4. Apply transformations to create new engineered features that improve the model"s performance.

In [None]:
import pandas as pd
import numpy as np

# Step 1: Calculate the correlation matrix
correlation_matrix = df_engineering.corr(method="spearman")

# Step 2: Identify pairs of highly correlated features (above a threshold of 0.6)
threshold = 0.6
correlated_features = set()

for i in range(len(correlation_matrix.columns)):
    for j in range(i):
        if abs(correlation_matrix.iloc[i, j]) > threshold:
            colname_i = correlation_matrix.columns[i]
            colname_j = correlation_matrix.columns[j]
            correlated_features.add((colname_i, colname_j))
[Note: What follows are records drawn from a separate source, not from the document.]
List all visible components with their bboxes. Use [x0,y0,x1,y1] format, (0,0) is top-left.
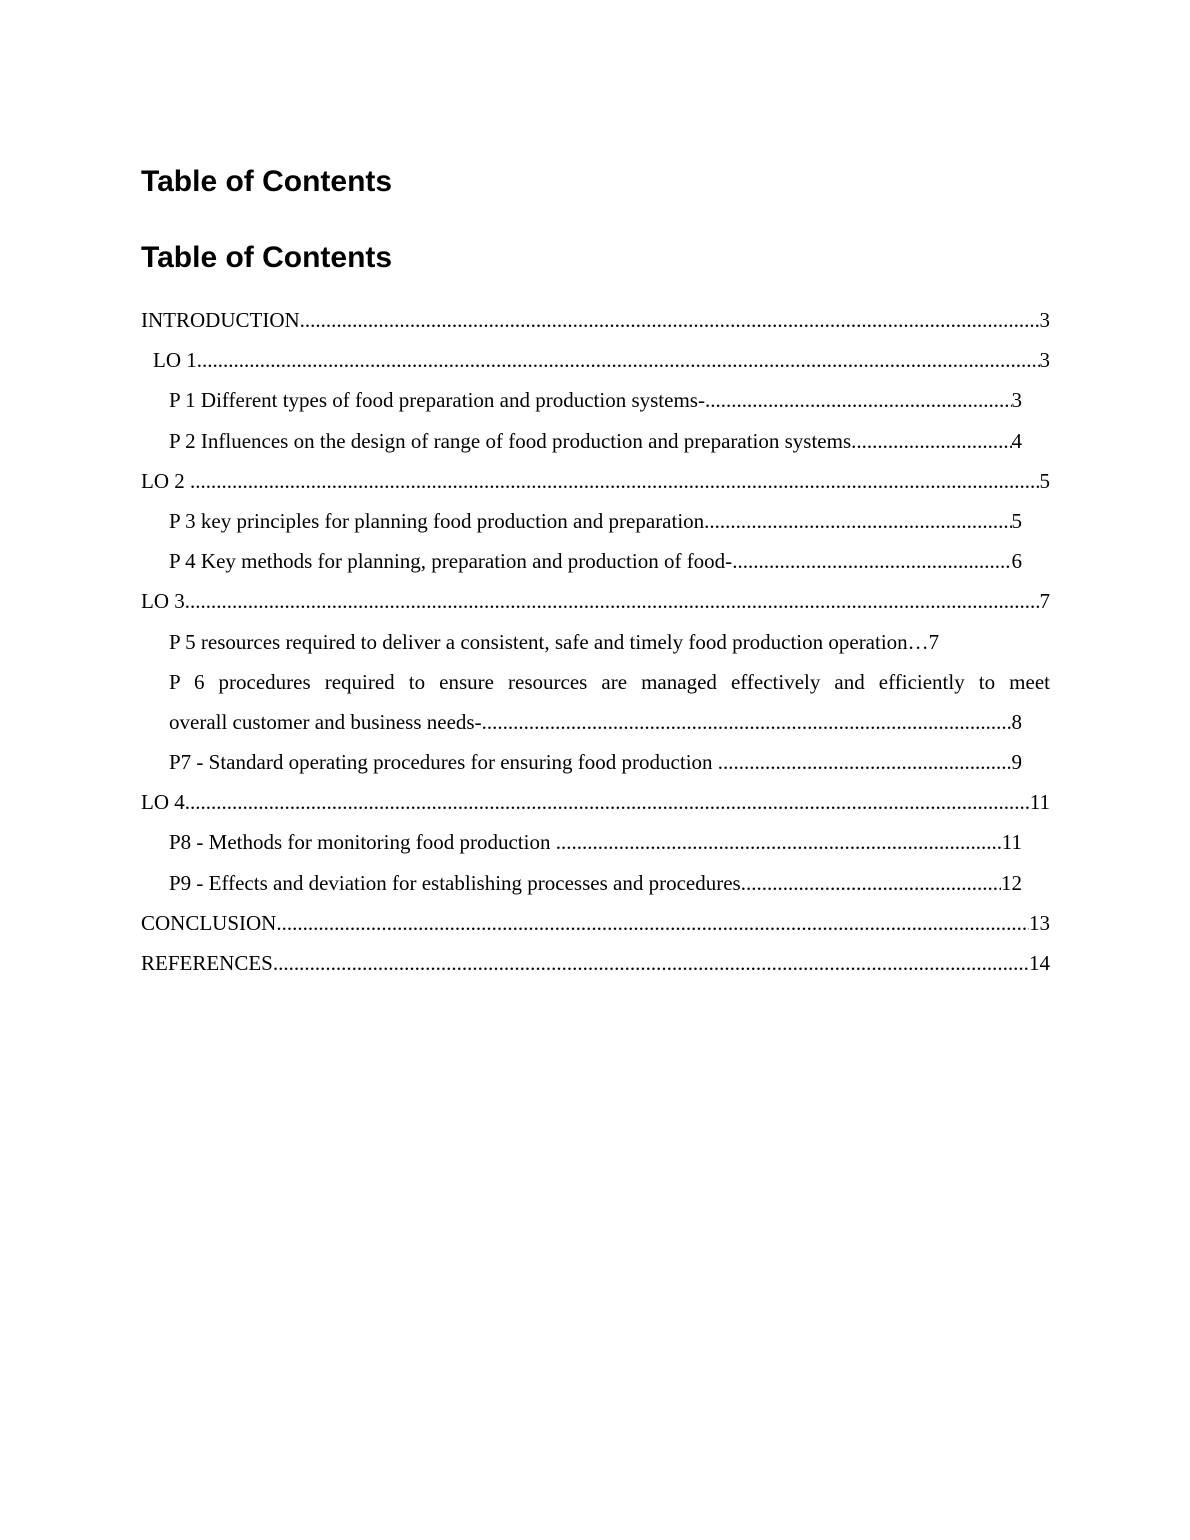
toc-leader-dots [851,421,1011,461]
toc-entry-title: P 2 Influences on the design of range of food production and preparation systems [169,428,852,453]
toc-entry-title: LO 1 [153,348,197,373]
toc-leader-dots [185,581,1040,621]
toc-leader-dots [718,742,1012,782]
toc-page-number: 3 [1011,388,1022,413]
toc-page-number: 5 [1039,468,1050,493]
toc-entry-p8[interactable] [141,822,1022,862]
toc-entry-title: P 1 Different types of food preparation and production systems- [169,388,705,413]
toc-heading: Table of Contents [141,241,393,274]
toc-entry-title-line1: P 6 procedures required to ensure resources are managed effectively and efficiently to meet [169,669,1050,694]
toc-leader-ellipsis [908,622,929,662]
toc-leader-dots [190,461,1040,501]
toc-leader-dots [185,782,1030,822]
toc-entry-conclusion[interactable] [141,903,1050,943]
table-of-contents [141,300,1050,983]
toc-entry-title: P 4 Key methods for planning, preparation and production of food- [169,549,733,574]
toc-entry-p6[interactable] [141,662,1050,742]
toc-page-number: 5 [1011,508,1022,533]
toc-page-number: 6 [1011,549,1022,574]
toc-entry-lo1[interactable] [141,340,1050,380]
toc-entry-title: INTRODUCTION [141,308,300,332]
toc-entry-p5[interactable] [141,622,1022,662]
toc-page-number: 3 [1039,348,1050,373]
toc-page-number: 4 [1011,428,1022,453]
toc-entry-title: LO 4 [141,790,185,815]
toc-entry-p9[interactable] [141,863,1022,903]
toc-page-number: 7 [1039,589,1050,614]
toc-entry-title: P 5 resources required to deliver a consistent, safe and timely food production operation [169,629,908,654]
toc-entry-lo2[interactable] [141,461,1050,501]
toc-page-number: 11 [1029,790,1050,815]
toc-entry-title: REFERENCES [141,951,273,975]
toc-leader-dots [482,702,1012,742]
toc-leader-dots [556,822,1002,862]
toc-entry-title: LO 3 [141,589,185,614]
toc-page-number: 11 [1001,830,1022,855]
toc-entry-title: P 3 key principles for planning food production and preparation [169,508,705,533]
toc-entry-title: P7 - Standard operating procedures for ensuring food production [169,750,718,775]
toc-leader-dots [300,300,1040,340]
toc-entry-lo3[interactable] [141,581,1050,621]
toc-entry-p4[interactable] [141,541,1022,581]
toc-page-number: 13 [1029,910,1050,935]
toc-leader-dots [273,943,1029,983]
toc-leader-dots [705,380,1012,420]
toc-leader-dots [197,340,1040,380]
toc-entry-title: P9 - Effects and deviation for establishing processes and procedures [169,870,741,895]
toc-entry-title-line2-row [169,702,1022,742]
toc-entry-title-line2: overall customer and business needs- [169,709,482,734]
toc-page-number: 3 [1039,308,1050,332]
toc-page-number: 9 [1011,750,1022,775]
toc-leader-dots [704,501,1011,541]
toc-entry-title: LO 2 [141,468,190,493]
toc-entry-p7[interactable] [141,742,1022,782]
toc-page-number: 12 [1001,870,1022,895]
toc-page-number: 8 [1011,709,1022,734]
toc-page-number: 7 [928,629,940,654]
toc-entry-title: CONCLUSION [141,910,277,935]
toc-leader-dots [276,903,1029,943]
toc-leader-dots [741,863,1001,903]
toc-page-number: 14 [1029,951,1050,975]
toc-entry-p3[interactable] [141,501,1022,541]
toc-entry-lo4[interactable] [141,782,1050,822]
toc-entry-p2[interactable] [141,421,1022,461]
toc-leader-dots [732,541,1011,581]
toc-entry-p1[interactable] [141,380,1022,420]
toc-entry-title: P8 - Methods for monitoring food production [169,830,556,855]
toc-entry-references[interactable] [141,943,1050,983]
toc-heading: Table of Contents [141,165,393,198]
toc-entry-introduction[interactable] [141,300,1050,340]
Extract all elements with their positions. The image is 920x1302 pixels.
# Step 3: Create groups of correlated features and decide which ones to drop
features_to_drop = set()
features_to_keep = set()

for feature_pair in correlated_features:
    # Select the feature with the higher variance to keep
    feature_i, feature_j = feature_pair
    var_i = df_engineering[feature_i].var()
    var_j = df_engineering[feature_j].var()
    
    if var_i >= var_j:
        features_to_drop.add(feature_j)
        features_to_keep.add(feature_i)
    else:
        features_to_drop.add(feature_i)
        features_to_keep.add(feature_j)

# Step 4: Drop the redundant features from the dataframe
df_engineering = df_engineering.drop(columns=list(features_to_drop))

# Step 5: Print the final columns after dropping
print("Remaining features after dropping correlated features:")
print(df_engineering.columns)


In [None]:
features_to_drop

### Conclusion and Steps to Follow

#### Feature Engineering Transformers

- **Ordinal Categorical Encoding**:
  - Applied to variables: `BsmtExposure`, `BsmtFinType1`, `GarageFinish`, `KitchenQual` to convert them into numerical values for the model.

- **Numerical Transformation**:
  - The following transformations were applied to improve data distribution:
    - **Logarithmic Transformation (Log e, Log 10)**: Applied to `1stFlrSF`, `LotArea`, and `GrLivArea`.
    - **Box Cox and Yeo-Johnson Transformations**: Considered for `GrLivArea` and `OpenPorchSF` respectively.
    - **Power Transformation**: Applied to `GarageArea` and `MasVnrArea`.
  - Note that `SalePrice` was excluded from transformations as it is our target variable.

#### Strongest Correlated Variables
- Based on the sale_price_study, the following features showed the strongest correlation with `SalePrice`:
  - `1stFlrSF`, `GarageArea`, `GrLivArea`, `OverallQual`, `TotalBsmtSF`, `YearBuilt`.

#### Smart Correlation Selection
- We used `SmartCorrelatedSelection` to eliminate features with high redundancy:
  - **Features Dropped**: `2ndFlrSF`, `GarageYrBlt`, `OverallQual`, `TotalBsmtSF`.
- **Correlation Methods and Selection**:
  - **Spearman**:
    - **Cardinality Selection**: Dropped `2ndFlrSF`, `GarageYrBlt`, `OverallQual`, and `TotalBsmtSF`.
    - **Variance Selection**: Dropped `1stFlrSF`, `GarageArea`, `GrLivArea`, `OverallQual`.
  - **Pearson**:
    - **Cardinality Selection**: Dropped `2ndFlrSF`, `GarageYrBlt`, `TotalBsmtSF`.
    - **Variance Selection**: Dropped `1stFlrSF`, `GarageArea`, `GrLivArea`.

#### Final Note
- After applying transformations and feature selection, we have prepared the dataset for model training. The final feature set consists of minimally correlated variables, numerically transformed to fit the requirements for building a robust machine learning model.